In yet another indication of South Africa’s rapid descent back into the Third World jungle, a major university in that country has just awarded honorary degrees to more than 100 primitive witchdoctors in an official ceremony.
The incredible news was carried with pride by South Africa’s national news broadcaster, the SABC, and, using the politically-correct term for witchdoctor (“traditional healers”), claimed that these people are actually comparable to western-trained doctors.

According to the SABC report, more than “100 traditional health practitioners from Limpopo have been honoured with academic certificates by the University of Limpopo.”

The aim of the charade, the SABC informed its listeners, was to “transform traditional health medicine by incorporating health education.”

The SABC gushed on: “The traditional healers are being recognized by academia in their contribution to fighting diseases.

“The University of Limpopo and the African Religion, Culture and Health Organisation say educational backgrounds of traditional health practitioners serves as an important step towards transforming this form of healing.”

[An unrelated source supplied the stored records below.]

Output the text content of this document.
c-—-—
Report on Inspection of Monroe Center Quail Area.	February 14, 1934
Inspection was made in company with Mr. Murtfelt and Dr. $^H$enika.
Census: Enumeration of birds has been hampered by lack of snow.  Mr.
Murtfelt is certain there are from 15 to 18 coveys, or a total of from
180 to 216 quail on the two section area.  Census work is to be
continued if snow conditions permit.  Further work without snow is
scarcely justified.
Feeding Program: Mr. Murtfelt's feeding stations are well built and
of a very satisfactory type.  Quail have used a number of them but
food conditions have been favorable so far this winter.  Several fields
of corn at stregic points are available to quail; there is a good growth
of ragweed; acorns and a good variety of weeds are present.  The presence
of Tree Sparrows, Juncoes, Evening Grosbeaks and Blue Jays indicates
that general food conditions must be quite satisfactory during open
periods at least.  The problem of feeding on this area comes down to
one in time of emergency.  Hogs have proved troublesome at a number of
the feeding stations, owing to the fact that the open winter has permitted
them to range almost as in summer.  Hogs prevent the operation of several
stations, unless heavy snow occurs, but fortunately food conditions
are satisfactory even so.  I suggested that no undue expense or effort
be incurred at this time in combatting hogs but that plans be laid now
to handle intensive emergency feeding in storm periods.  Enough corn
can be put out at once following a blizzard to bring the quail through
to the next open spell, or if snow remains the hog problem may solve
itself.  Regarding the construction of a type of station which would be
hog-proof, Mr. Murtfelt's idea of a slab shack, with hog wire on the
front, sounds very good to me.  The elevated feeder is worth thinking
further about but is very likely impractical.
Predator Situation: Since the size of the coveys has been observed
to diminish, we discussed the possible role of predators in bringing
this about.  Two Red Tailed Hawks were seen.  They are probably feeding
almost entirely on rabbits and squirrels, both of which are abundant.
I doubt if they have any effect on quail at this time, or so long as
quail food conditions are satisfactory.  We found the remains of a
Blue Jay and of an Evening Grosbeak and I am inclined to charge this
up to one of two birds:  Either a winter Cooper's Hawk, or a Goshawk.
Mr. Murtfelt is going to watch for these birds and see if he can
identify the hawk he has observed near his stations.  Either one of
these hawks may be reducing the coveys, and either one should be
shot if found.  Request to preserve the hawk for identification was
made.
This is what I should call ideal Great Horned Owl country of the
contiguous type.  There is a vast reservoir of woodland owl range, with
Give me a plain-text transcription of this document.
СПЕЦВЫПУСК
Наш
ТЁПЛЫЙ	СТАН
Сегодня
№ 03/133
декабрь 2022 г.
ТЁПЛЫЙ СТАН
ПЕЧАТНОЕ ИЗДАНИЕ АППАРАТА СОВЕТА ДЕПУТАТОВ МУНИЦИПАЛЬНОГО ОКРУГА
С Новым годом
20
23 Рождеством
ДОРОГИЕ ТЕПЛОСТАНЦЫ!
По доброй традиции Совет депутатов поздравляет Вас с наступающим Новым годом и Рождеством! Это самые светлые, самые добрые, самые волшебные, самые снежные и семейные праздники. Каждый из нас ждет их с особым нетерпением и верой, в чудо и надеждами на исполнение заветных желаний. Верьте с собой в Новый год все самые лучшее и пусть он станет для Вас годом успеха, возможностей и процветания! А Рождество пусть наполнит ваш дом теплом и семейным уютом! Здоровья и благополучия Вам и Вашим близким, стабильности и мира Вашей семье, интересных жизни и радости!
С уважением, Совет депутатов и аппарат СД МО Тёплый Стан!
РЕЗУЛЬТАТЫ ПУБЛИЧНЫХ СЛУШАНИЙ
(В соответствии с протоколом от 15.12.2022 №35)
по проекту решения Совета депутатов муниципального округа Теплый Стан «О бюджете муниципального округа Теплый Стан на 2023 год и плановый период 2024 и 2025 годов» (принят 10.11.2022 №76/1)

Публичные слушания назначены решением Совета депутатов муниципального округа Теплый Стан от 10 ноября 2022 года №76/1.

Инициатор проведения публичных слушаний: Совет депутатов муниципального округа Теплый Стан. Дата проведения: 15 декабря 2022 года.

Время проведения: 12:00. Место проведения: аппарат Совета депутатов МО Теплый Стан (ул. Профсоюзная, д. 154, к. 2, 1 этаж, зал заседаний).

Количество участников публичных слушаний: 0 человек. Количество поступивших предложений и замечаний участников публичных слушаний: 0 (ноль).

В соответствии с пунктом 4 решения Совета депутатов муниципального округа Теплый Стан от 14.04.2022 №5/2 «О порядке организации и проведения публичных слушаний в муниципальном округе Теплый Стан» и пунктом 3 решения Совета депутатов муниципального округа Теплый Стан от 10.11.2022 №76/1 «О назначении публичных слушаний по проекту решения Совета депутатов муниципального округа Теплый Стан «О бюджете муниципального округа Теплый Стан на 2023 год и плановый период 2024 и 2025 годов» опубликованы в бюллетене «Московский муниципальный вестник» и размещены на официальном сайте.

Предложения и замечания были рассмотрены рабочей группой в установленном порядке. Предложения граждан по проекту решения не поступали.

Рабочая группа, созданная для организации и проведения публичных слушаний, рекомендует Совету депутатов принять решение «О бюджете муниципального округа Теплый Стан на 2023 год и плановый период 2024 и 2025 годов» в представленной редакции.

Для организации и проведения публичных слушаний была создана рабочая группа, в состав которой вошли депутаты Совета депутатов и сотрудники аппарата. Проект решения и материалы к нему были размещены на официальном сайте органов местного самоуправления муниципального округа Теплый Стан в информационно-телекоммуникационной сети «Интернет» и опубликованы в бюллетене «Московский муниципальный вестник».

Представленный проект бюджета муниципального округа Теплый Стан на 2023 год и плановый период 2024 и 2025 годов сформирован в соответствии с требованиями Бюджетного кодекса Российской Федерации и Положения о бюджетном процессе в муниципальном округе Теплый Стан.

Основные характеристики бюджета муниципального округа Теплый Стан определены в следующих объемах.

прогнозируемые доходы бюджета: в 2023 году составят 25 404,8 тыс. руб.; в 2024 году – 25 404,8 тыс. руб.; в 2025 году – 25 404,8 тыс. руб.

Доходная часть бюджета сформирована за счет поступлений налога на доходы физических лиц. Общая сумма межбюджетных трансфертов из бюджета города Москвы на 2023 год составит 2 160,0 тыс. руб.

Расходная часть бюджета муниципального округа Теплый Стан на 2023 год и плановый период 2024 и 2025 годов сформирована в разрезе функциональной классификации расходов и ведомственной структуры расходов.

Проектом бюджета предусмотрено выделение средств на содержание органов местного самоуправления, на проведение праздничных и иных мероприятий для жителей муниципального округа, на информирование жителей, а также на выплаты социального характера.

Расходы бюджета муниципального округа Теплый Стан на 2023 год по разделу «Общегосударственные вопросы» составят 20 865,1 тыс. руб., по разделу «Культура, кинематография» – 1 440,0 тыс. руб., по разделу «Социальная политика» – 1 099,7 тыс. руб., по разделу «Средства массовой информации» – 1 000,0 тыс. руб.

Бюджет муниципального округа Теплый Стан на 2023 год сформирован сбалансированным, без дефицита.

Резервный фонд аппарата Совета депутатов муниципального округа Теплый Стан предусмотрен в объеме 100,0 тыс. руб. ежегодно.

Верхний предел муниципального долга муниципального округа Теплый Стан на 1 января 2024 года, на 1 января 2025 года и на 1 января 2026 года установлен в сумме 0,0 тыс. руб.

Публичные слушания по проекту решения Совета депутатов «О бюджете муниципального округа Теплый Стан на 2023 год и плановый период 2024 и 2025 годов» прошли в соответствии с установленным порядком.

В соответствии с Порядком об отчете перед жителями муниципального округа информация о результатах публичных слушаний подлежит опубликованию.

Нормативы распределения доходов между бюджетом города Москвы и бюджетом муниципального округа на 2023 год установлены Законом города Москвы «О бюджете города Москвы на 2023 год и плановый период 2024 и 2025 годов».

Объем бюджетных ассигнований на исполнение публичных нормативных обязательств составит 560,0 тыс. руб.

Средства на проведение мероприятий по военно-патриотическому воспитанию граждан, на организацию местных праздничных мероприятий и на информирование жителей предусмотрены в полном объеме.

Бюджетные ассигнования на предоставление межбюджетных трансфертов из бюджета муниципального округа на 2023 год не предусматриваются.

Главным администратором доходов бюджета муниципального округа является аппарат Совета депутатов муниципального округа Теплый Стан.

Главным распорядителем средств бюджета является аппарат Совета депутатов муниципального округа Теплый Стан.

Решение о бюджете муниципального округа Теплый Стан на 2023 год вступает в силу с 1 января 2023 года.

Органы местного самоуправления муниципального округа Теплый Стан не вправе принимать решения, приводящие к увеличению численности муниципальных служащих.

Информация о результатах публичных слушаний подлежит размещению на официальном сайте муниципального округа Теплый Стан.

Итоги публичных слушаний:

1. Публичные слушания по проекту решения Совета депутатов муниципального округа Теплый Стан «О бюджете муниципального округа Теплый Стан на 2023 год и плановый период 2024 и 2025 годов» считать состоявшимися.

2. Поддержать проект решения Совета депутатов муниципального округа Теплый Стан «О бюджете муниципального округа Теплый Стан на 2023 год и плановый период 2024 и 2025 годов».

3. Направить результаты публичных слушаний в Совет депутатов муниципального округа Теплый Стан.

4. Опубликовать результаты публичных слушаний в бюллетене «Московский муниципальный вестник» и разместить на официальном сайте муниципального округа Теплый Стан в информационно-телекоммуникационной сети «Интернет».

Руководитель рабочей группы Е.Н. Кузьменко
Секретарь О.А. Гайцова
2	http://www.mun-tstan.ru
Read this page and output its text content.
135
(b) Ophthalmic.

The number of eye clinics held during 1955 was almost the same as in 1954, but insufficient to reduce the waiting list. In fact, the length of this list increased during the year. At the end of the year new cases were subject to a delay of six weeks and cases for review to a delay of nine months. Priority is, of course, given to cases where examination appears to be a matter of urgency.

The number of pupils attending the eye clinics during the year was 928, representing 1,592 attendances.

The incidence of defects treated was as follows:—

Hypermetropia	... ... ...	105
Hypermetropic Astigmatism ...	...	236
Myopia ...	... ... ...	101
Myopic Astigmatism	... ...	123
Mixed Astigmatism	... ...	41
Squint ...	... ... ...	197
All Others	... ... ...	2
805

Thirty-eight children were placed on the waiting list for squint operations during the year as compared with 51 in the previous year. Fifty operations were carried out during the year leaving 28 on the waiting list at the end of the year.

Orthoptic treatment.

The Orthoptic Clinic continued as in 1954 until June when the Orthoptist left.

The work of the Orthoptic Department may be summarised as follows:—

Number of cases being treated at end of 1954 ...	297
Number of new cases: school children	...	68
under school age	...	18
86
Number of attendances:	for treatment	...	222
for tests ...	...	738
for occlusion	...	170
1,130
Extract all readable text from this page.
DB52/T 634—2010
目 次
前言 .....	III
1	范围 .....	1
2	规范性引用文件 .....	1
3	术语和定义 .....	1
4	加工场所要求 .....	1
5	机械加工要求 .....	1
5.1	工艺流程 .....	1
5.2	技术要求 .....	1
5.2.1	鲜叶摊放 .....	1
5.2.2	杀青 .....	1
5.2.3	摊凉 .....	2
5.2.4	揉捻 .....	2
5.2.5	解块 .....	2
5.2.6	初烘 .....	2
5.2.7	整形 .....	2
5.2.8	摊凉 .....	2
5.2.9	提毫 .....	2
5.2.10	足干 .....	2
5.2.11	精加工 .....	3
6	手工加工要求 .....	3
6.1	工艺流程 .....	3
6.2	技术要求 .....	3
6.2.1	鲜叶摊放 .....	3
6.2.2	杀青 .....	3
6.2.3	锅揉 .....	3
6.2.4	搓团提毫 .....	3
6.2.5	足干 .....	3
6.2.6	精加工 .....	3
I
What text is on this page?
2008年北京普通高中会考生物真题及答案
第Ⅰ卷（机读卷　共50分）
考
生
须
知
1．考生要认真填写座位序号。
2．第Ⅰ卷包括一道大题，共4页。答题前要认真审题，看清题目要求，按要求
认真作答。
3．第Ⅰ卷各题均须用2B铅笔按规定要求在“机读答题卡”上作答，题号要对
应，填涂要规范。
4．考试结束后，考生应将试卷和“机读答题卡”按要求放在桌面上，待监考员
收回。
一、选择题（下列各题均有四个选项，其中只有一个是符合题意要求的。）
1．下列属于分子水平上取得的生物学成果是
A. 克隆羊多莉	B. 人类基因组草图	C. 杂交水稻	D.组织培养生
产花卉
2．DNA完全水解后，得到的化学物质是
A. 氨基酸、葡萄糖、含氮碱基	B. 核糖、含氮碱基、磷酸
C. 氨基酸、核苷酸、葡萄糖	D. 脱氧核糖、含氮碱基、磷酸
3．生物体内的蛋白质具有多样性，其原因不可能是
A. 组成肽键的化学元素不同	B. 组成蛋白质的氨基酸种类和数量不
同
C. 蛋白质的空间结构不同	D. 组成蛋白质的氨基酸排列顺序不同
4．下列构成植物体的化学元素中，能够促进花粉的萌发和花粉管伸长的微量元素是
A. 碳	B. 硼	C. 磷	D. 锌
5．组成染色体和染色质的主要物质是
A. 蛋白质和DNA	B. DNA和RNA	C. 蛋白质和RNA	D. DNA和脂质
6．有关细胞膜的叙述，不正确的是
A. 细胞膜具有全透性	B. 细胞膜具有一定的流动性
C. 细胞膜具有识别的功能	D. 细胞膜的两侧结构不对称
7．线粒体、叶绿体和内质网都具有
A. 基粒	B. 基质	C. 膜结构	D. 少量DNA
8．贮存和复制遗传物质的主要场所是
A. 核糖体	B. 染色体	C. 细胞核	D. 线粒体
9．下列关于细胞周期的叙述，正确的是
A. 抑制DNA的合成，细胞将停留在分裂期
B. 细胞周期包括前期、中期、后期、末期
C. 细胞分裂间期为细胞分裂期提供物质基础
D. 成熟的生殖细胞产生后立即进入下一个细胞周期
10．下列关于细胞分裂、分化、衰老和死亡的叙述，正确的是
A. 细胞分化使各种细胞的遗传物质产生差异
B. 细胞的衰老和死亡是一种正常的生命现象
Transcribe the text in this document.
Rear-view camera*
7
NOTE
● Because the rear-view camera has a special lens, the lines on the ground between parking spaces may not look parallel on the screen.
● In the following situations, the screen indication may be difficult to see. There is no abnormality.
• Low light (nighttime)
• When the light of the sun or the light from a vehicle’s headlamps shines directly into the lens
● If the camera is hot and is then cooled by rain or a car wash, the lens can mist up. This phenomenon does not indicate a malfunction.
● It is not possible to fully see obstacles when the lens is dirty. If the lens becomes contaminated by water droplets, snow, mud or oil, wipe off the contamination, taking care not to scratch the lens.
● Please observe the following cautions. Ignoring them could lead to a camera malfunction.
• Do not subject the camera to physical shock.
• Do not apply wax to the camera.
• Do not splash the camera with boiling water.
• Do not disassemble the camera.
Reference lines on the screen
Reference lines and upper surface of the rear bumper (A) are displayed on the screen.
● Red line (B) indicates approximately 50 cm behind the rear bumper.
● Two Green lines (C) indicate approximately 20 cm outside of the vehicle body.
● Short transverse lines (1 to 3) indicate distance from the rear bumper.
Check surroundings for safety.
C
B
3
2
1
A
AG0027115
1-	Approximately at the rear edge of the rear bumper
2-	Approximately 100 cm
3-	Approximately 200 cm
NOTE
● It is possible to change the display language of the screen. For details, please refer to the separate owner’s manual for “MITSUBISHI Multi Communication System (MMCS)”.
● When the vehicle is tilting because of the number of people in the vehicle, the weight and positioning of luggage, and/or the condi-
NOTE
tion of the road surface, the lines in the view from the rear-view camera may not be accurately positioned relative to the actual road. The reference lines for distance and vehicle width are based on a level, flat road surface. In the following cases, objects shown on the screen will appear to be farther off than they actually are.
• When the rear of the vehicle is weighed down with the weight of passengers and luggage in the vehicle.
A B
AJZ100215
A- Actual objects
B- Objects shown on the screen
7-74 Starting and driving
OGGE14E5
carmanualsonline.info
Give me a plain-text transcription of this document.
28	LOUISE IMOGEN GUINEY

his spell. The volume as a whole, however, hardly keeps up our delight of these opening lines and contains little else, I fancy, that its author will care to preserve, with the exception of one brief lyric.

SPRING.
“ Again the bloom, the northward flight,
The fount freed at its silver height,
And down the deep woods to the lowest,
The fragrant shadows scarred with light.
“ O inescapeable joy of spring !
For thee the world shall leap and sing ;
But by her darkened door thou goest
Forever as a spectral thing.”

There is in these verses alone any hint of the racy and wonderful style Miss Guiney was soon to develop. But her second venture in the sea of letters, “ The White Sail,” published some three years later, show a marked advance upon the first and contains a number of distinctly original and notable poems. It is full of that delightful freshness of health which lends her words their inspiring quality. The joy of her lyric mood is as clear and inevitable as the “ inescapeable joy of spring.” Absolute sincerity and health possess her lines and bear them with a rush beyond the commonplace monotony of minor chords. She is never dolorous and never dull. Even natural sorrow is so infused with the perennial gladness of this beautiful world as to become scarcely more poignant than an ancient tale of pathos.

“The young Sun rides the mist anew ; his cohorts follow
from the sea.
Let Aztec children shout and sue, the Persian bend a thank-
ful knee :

According to one Dr. Jan Ramothwala, as quoted by the SABC, the awarding of these certificates will boost the standing of these witchdoctors in their communities.

The SABC also quote a botanist, named as Dr. Phatlane Mokwala, as saying that “traditional healing is also about the preservation of natural resources.”

In the very next line, however, Mokwala went on to admit that these “natural resources” are in fact being plundered to extinction by these very same witchdoctors.

“Plants are becoming scarce, rare, or somewhat getting extinct. That is the challenge and what we need to know is how we make sure the plants are there whenever they are required,” Mokwala was quoted as saying.

The skill level of these fine examples of African civilization was epitomized by an interview conducted with one of the witchdoctors by the  SABC:

“As traditional healers we want to know more about HIV and AIDS status. We want to know more about TB and we want to know more about cleanliness; hygiene as a whole because we are dealing with people, who are not well,” one of the traditional healers said.